Since most of these seminaries are controlled by Deoband school of thought; JUI has firm control over it since long unlike those controlled by other sect or religious parties. After 9/11, when the State changed its policy the religious parties exploited the US-led coalition attack on Afghanistan in its favour and as a result Muttahida Majlis-e-Amal (MMA) swept elections in KP and also emerged as second biggest party in urban Sindh.
It was for the first time religious parties won so many seats in the Parliament and for the first time formed the government in KP. Later, it was the PTI led by Imran Khan that won back-to-back elections in 2013 and 2018 and the one party which suffered most is the JUI-F followed by JI.
Dr Allama Tahirul Qadri, a prominent Islamic scholar, who recently quit politics and resigned as president of Pakistan Awami Tehreek, twice used ‘religious card’ once in 2012 against the PPP and more effectively in 2014 against the PML-N during which the tragedy of Model Town occurred when police used force against the PAT workers at its Minhajul Quran Academy in Lahore, which killed number of party workers. He too has his own schools and academies and much disciplined cadre.
But the rise of Allama Khadim Rizvi and his Tehreek-e-Labbaik Yah Rasul Allah set a new tone in our politics and massive use of ‘religious card’. Faizabad dharna and the way he used religious card in 2017 not only damaged the PML-N position in the general elections in 2018 but also the MQM-P in Karachi as TLP candidates polled 40,000 to 60,000 votes and though they did not won many seats they succeeded in damaging the PML-N and the MQM-P.
So the history of such movements or use of ‘religious card’ often go against the democratic setup or led to the overthrow of the elected government, something which have alerted the two mainstream Opposition parties the PPP and the PML-N, and they are still undecided to jump into Maulana’s march. Since both had been the victims of ‘religious card’. The PML-N because of ‘Khadim Rizvi’s episode’ has decided to give moral and political support against the advice of their jailed leadership of Nawaz Sharif and Asif Ali Zardari.
Maulana Fazlur Rehman has far more political stakes than Allama Khadim Rizvi and would certainly try to show his presence felt even its a ‘solo flight’. He has certainly taken a risk of his lifetime. He had been waiting for this day since long and for the last six months his party had held some of the ‘million march’ as often been claimed.
He has announced his ‘Azadi March’ from October 27, and there are chances that other Opposition parties including the PPP, PML-N and ANP besides some nationalist parties may also join in the second stage, if not in the first stage but so far following the policy of ‘wait and see’.

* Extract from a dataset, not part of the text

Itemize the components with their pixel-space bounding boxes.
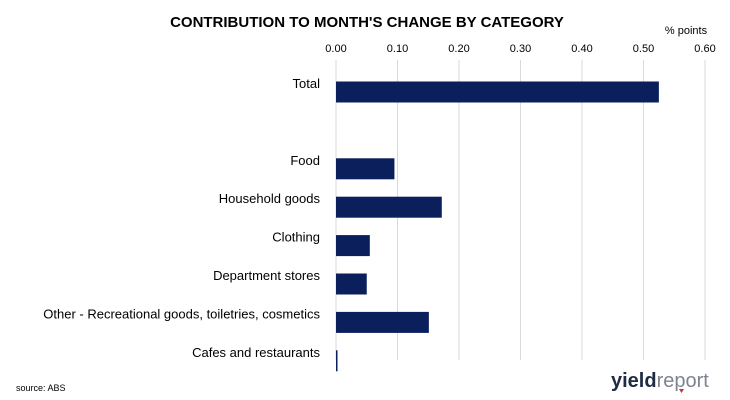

Government is confident that Maulana’s politics would be over after this ‘march’ and was using all tactics to stop people joining this march particularly from Khyber Pakhtunkhwa. The JUI-F had already worked out its counter strategy and since it will now be all and all the JUI-F show even if the PPP and PML-N participate in it to show solidarity, they will use its ‘religious card’ and have already given the task to their leaders handling madrassas.
One of JUI-F veteran leader Qari Sher Afzal, who in the past had been part of many such movements from the days of PNA in 1977, said “our politics, programme and manifesto is religious so what is wrong in using it as a card”. Had it not been used by the others including non-democratic forces to oust the government, he added with a clear reference to the one used against the PML-N in Faizabad dharna.
“Who is using the slogan of Riasat-e-Madina and with what purpose we all know. So, if they used its alright and if we use its wrong,” Qari Afzal, who in the past went to prison many time said. So for all practical purposes it is Maulana Fazlur Rehman v Imran Khan, both using their own respective cards.
The writer is a senior columnist and analyst of Geo, The News and Jang.